Massive young stellar objects in the Local Group spiral galaxy M 33 identified using machine learning

We present a supervised machine learning classification of stellar populations in the Local Group spiral galaxy M 33. The Probabilistic Random Forest (PRF) methodology, previously applied to populations in NGC 6822, utilizes both near and far-IR classification features. It classifies sources into nine target classes: young stellar objects (YSOs), oxygen, and carbon-rich asymptotic giant branch stars, red giant branch, and red super-giant stars, active galactic nuclei, blue stars (e.g. O-, B-, and A-type main sequence stars), Wolf-Rayet stars, and Galactic foreground stars. Across 100 classification runs the PRF classified 162 746 sources with an average estimated accuracy of similar to 86 per cent, based on confusion matrices. We identified 4985 YSOs across the disc of M 33, applying a density-based clustering analysis to identify 68 star forming regions (SFRs) primarily in the galaxy's spiral arms. SFR counterparts to known H ii regions were recovered with similar to 91 per cent of SFRs spatially coincident with giant molecular clouds identified in the literature. Using photometric measurements, as well as SFRs in NGC 6822 with an established evolutionary sequence as a benchmark, we employed a novel approach combining ratios of [H alpha]/[24 mu m] and [250 mu m]/[500 mu m] to estimate the relative evolutionary status of all M 33 SFRs. Masses were estimated for each YSO ranging from 6-27M(circle dot).
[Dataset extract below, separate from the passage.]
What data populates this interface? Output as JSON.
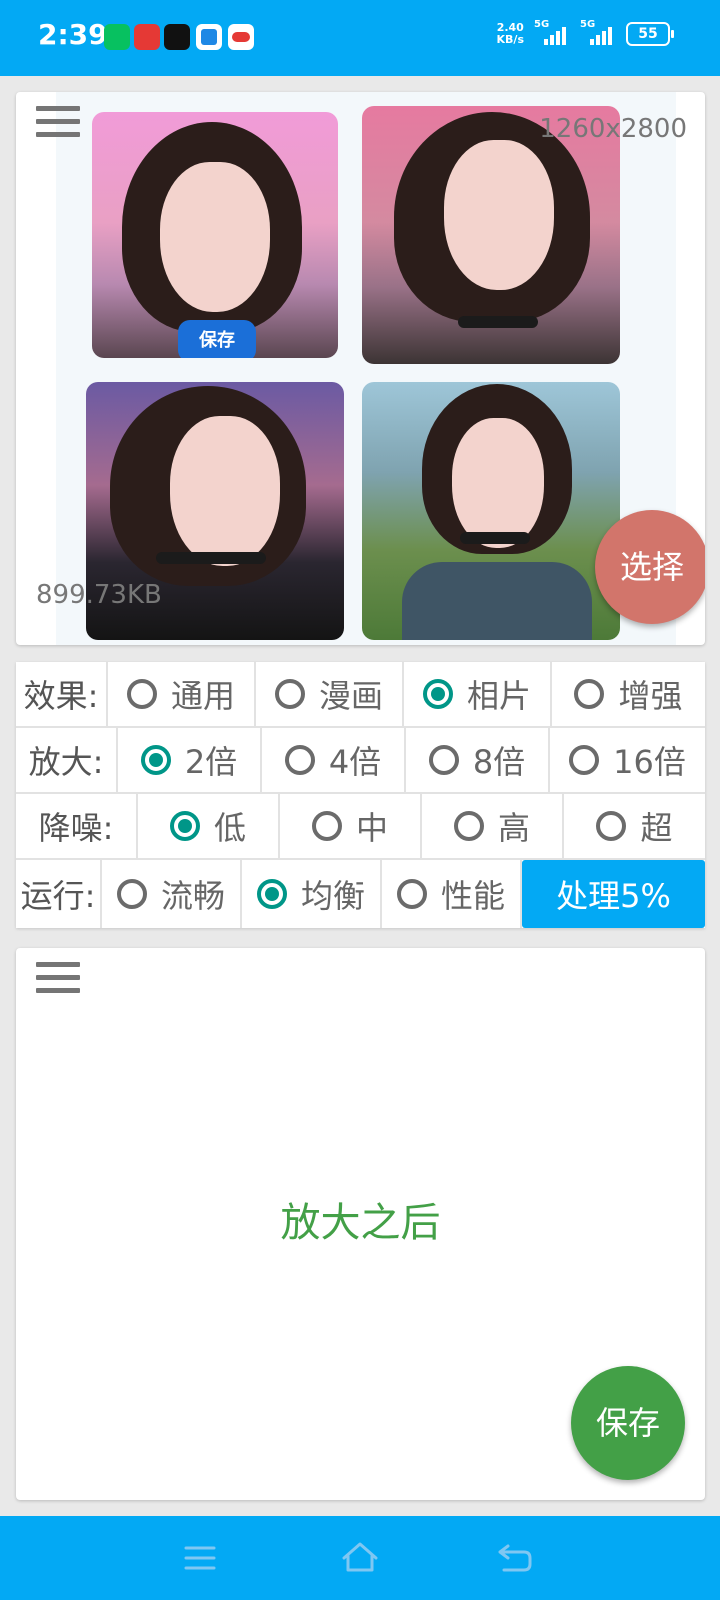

Using these masses, we estimate star formation rates based on direct YSO counts of 0.63M(circle dot) yr(-1) in M 33's SFRs, 0.79 +/- 0.16M(circle dot) yr(-1) in its centre and 1.42 +/- 0.16M(circle dot) yr(-1) globally.

Automated summary

We used the Probabilistic Random Forest (PRF) methodology to classify stellar populations in the Local Group spiral galaxy M33. By utilizing both near and far-IR classification features, we accurately classified sources into nine main target classes, identified star forming regions, and estimated star formation rates and masses using photometric measurements and established evolutionary sequences.